Pine Nuts: Lonesome George |

Pine Nuts: Lonesome George

Once upon a time there was a handsome devil named Lonesome George. He came to be known as Lonesome George because, handsome as he was, he could not find a romantic interest.

I wish I could share a photo of him here, as you would fall down on the floor over his good looks. We have no photos of female tortoises hanging around Lonesome George, mainly because there were no females left. You see, Lonesome George was the last tortoise of his species to survive on this planet. He died without much fanfare in the Galapagos seven years ago, though he is much missed today.

Why do we miss Lonesome George? We miss him because his lost contribution to our day was that he was carrying genes linked to a robust immune system, efficient DNA repair, and resistance to cancer.

“We miss you, George!”

Early this month we lost another Lonesome George, a 14-year-old Hawaiian snail who was the very last of his kind. He’s pickled in a jar of alcohol today, but here’s the good news, scientists saved a piece of George’s foot (yes, snails have feet — I didn’t know that either). The idea is that someday we will have the wherewithal to clone another Lonesome George, who will indeed be lonesome, until such a time as we can figure out how to create a Lonesome Georgette.

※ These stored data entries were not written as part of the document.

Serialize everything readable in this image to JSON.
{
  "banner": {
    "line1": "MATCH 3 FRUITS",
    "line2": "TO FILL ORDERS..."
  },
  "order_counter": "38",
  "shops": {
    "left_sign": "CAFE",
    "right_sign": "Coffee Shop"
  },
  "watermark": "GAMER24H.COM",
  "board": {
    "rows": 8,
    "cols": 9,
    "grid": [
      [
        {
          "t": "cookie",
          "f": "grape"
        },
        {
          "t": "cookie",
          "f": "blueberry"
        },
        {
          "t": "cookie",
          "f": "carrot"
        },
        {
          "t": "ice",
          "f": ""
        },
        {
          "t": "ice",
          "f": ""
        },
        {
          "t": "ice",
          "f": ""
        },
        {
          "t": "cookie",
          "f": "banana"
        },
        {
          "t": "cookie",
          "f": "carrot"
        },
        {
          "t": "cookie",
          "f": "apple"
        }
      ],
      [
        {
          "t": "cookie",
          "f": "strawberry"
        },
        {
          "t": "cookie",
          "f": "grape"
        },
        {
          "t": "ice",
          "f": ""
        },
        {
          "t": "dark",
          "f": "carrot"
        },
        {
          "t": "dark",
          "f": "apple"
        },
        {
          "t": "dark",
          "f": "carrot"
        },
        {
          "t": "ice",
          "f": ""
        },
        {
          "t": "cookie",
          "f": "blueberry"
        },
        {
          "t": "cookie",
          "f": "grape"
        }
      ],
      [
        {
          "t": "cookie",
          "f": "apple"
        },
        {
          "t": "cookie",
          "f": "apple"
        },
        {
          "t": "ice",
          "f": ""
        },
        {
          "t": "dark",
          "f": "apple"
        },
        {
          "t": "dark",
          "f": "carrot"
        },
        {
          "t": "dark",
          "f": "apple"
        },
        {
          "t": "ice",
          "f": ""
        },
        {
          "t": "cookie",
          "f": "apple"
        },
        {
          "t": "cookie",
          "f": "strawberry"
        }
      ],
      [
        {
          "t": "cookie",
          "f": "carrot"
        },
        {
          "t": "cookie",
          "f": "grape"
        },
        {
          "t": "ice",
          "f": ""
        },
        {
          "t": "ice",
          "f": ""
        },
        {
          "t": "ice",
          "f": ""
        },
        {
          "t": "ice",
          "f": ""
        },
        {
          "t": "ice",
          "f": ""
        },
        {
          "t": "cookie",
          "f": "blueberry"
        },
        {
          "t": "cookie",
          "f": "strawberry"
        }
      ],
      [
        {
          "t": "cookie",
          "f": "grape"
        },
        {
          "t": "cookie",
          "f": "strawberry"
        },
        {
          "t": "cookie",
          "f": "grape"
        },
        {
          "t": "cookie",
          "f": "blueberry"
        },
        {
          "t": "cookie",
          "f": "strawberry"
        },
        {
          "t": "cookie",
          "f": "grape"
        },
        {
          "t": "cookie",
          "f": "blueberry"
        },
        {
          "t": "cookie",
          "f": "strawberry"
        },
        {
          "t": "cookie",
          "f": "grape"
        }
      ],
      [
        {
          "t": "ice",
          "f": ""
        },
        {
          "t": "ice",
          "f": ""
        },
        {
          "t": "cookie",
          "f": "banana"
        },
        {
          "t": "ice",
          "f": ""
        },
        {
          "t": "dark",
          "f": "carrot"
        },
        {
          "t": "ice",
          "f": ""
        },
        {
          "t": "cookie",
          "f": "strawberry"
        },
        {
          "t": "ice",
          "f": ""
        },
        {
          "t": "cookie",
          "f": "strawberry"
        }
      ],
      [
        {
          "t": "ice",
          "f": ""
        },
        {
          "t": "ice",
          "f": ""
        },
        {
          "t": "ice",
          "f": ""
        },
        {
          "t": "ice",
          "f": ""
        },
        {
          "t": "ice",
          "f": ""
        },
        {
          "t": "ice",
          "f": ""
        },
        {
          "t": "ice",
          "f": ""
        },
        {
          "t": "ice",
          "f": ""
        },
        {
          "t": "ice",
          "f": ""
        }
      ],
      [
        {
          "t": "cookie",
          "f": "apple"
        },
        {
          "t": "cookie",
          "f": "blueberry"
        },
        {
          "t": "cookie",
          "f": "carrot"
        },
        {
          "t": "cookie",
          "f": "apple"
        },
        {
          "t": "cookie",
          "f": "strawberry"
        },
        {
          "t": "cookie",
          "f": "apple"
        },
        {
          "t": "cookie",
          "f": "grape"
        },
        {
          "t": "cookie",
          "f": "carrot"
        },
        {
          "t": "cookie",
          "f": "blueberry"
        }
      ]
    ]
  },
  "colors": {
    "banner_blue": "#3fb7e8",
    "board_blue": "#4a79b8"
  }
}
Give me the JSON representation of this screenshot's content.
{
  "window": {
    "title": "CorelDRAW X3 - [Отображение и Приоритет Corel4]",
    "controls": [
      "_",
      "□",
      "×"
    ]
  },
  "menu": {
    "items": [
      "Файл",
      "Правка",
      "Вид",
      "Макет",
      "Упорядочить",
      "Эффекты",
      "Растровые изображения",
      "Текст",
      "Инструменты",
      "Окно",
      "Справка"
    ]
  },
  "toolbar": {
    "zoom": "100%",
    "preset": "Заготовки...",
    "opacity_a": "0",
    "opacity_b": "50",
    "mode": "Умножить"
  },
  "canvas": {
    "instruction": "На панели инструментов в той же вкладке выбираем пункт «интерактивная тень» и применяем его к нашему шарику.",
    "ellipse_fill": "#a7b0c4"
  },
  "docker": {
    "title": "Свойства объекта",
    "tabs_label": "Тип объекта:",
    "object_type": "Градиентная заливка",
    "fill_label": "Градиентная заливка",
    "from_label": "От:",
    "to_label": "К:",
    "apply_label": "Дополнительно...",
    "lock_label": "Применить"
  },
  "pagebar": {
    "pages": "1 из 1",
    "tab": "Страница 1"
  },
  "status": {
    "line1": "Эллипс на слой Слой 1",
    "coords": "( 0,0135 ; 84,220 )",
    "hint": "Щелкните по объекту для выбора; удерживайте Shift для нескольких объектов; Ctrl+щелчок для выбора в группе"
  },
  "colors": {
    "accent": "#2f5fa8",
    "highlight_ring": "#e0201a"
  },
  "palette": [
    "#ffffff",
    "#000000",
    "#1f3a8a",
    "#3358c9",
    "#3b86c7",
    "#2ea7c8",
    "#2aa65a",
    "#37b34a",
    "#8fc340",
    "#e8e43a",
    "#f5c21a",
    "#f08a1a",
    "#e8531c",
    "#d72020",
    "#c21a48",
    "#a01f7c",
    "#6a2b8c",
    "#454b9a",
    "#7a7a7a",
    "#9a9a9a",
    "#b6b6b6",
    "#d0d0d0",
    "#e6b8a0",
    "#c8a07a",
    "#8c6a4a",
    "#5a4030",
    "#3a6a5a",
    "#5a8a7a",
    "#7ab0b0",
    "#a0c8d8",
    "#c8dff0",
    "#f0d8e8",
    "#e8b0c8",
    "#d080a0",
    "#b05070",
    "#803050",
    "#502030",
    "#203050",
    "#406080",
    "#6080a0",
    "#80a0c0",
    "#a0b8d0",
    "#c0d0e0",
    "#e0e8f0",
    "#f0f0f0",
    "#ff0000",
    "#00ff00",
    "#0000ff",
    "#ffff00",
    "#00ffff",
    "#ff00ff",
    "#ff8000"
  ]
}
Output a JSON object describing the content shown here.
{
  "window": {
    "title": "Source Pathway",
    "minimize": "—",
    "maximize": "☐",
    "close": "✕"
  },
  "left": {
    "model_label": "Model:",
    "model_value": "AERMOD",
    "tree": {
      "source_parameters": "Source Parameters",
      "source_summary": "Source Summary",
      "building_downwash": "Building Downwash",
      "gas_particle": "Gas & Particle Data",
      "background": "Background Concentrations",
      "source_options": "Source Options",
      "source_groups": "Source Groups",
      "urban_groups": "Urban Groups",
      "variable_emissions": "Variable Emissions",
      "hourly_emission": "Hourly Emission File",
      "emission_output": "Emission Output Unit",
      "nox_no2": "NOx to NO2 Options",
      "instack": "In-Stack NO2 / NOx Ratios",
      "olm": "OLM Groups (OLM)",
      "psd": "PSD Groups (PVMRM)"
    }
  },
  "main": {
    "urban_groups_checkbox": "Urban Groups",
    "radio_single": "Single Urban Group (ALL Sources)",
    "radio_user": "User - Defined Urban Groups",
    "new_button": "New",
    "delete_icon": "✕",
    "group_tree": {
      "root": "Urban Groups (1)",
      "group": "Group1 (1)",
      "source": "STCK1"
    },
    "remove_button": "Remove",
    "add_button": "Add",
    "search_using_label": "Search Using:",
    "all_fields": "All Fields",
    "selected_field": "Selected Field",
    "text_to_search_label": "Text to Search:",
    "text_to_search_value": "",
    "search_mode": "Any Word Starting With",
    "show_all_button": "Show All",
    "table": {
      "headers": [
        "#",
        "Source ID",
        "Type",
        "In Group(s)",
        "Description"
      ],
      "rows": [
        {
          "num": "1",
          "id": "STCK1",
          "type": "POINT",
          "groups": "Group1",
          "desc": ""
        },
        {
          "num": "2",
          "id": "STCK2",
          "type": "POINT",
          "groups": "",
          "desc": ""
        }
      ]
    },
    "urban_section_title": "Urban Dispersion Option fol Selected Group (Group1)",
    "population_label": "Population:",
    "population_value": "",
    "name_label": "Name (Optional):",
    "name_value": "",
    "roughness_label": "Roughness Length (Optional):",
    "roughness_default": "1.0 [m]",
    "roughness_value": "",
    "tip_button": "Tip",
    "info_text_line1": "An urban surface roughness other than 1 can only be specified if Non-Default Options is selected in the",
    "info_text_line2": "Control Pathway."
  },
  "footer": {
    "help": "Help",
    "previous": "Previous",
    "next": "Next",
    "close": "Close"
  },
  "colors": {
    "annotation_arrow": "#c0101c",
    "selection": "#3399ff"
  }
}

The calm and steady hand that rocks us from cradle to the grave might possibly keep us from exterminating ourselves overnight, but in slow motion, over the past 400 years we have seen the extinction of 89 mammalians, with another 169 species listed as critically endangered. As the Beach Boys plead in their song, “Hep Me Rhonda, Hep Hep Me Rhonda!”

Then comes news that California’s beautiful Monarch Butterfly is in a death spiral. They might already be in “extinct vortex,” where there are not enough left to survive.

Last week, the scientific journal “Science Advances” published a study that indicates over half of all wild coffee beans worldwide are in danger of going extinct due to the ravages of climate change. According to this study, it is estimated that 50 percent of the world’s land used to grow coffee will not be farmable by the year 2100.

Personally, without coffee in the morning, I won’t care whether the world keeps or not.

But here’s the question that scares the daylights out of me … when we humankinds are extinct, who is going to clone us? And if, like artists, we are never fully appreciated until we are gone, who is going to appreciate us?

We can take a little comfort in an idea that Mark Twain put forth some time ago. When the world does come to an end, well, we could go to Cincinnati, because Cincinnati always has been, and always will be, 20 years behind the times.

In closing, we are the first generation to comprehend the dire effects of our toxic polluting, and we might be the last to be able to do anything about it, so doing nothing is no longer an option.